According to historians, on August 23 alone, between 40,000 and 90,000 people were killed. About 50,000 were injured. A total of 309 city enterprises were destroyed. Factories including the Red October factory, the Stalingrad Tractor Plant, and the Barricades factory lost most of their shops and equipment. Transport and communications infrastructure was destroyed. The situation was aggravated by the fact that raging fires were practically impossible to put out – the city's water pipeline was put out of commission by the bombing.
Strategy of Terror
Of course, Stalingrad resisted the air attack. On August 23, Soviet aviation and anti-aircraft guns destroyed between 90 and 120 German planes. However, soon after the bombing began, the city was covered with a solid screen of smoke, making aiming from the ground very difficult. Things were complicated by the fact that anti-aircraft gunners from the 1077th regiment were forbidden from shooting at aircraft, focusing instead on holding back the German tanks on the northern outskirts of the city. In conditions of a lack of anti-tank weapons, heavy anti-aircraft guns struck at enemy armor from their 37 guns.
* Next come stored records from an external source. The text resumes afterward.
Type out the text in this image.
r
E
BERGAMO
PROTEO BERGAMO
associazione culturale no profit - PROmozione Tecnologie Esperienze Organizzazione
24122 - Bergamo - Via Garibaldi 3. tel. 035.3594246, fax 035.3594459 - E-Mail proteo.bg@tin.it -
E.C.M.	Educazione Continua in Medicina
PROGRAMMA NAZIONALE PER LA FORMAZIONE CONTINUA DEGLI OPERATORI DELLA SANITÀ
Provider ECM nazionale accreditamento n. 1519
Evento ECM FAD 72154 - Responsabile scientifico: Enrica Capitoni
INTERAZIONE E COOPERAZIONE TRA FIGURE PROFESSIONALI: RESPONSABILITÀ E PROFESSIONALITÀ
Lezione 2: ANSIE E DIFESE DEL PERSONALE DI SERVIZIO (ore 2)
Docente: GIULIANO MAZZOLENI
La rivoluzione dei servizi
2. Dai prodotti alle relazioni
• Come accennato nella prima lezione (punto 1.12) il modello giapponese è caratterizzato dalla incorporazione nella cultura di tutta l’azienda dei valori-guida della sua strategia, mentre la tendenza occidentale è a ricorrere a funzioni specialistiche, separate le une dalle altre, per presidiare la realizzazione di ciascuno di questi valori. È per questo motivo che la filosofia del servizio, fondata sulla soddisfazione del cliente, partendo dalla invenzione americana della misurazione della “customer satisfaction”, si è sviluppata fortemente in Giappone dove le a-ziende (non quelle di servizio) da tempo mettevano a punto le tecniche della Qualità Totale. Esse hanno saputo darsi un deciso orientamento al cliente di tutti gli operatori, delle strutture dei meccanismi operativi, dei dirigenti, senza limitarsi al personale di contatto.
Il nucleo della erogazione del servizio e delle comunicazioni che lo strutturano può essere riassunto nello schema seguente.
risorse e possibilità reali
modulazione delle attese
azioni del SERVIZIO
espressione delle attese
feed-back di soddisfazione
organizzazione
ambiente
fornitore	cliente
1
A widely-known incident involving these units saw two tanks and three armor-clad tractors coming directly from the Tractor Factory to assist, supported by a battalion of workers with Mosin rifles. No other forces were present in the city. Formations of the 62nd Army continued to hold the enemy several dozen kilometers from Stalingrad on the left bank of the Don River.
This handful of defenders managed to hold back the enemy onslaught. The Germans failed to break through the city's northern defensive line, both on August 23 and in the following days. Wehrmacht General Gustav Anton von Wietersheim, commander of the 14th Panzer Corps, was suspended from command for his failure to break through.
Thus, the Germans' main goal for the bombing – to crush the resistance of the Soviet troops defending the city, and the subsequent assault on Stalingrad by land units, failed. Many historians say that the Wehrmacht was not able to take advantage of the results of the Luftwaffe's efforts. As a result, the bombing came to look less like a military operation, and more like an act of terror. The German forces' fierce bombing of civilian transport evacuating the city can be similarly characterized.
"This stage of the evacuation took place under attacks from the air and even from enemy artillery units. The Borodino steamer, with 700 wounded onboard, was hit by direct fire in the Rynok area and sank; only about 300 people were saved. The same fate befell the Josef Stalin steamer, filled with about 1,200 evacuees, of whom only about 150 people survived," the historian added.
Nevertheless, having withstood the first and most terrible airstrike, Stalingrad's defenders managed to prepare for defense. Reinforcements were able to break through, and militiamen and civilians turned the ruins of their houses into a network of fortresses and fire points. When the Germans broke through into the city for the first time on September 14, 1942, they were given a 'warm welcome'.
The severely wounded city of Stalingrad took its revenge on those who had assailed it in a sustained and unswerving fashion until February 2, 1943, emerging in history as a symbol of the heroic resistance of the Soviet people and the grave of nearly a million German soldiers. A phrase of one of them, written in a diary, became known across the world: "Only one kilometer separates us from the Volga. But we cannot break through to it. We've been fighting for this one kilometer longer than we did for the whole of France, but the Russians stand like blocks of stone."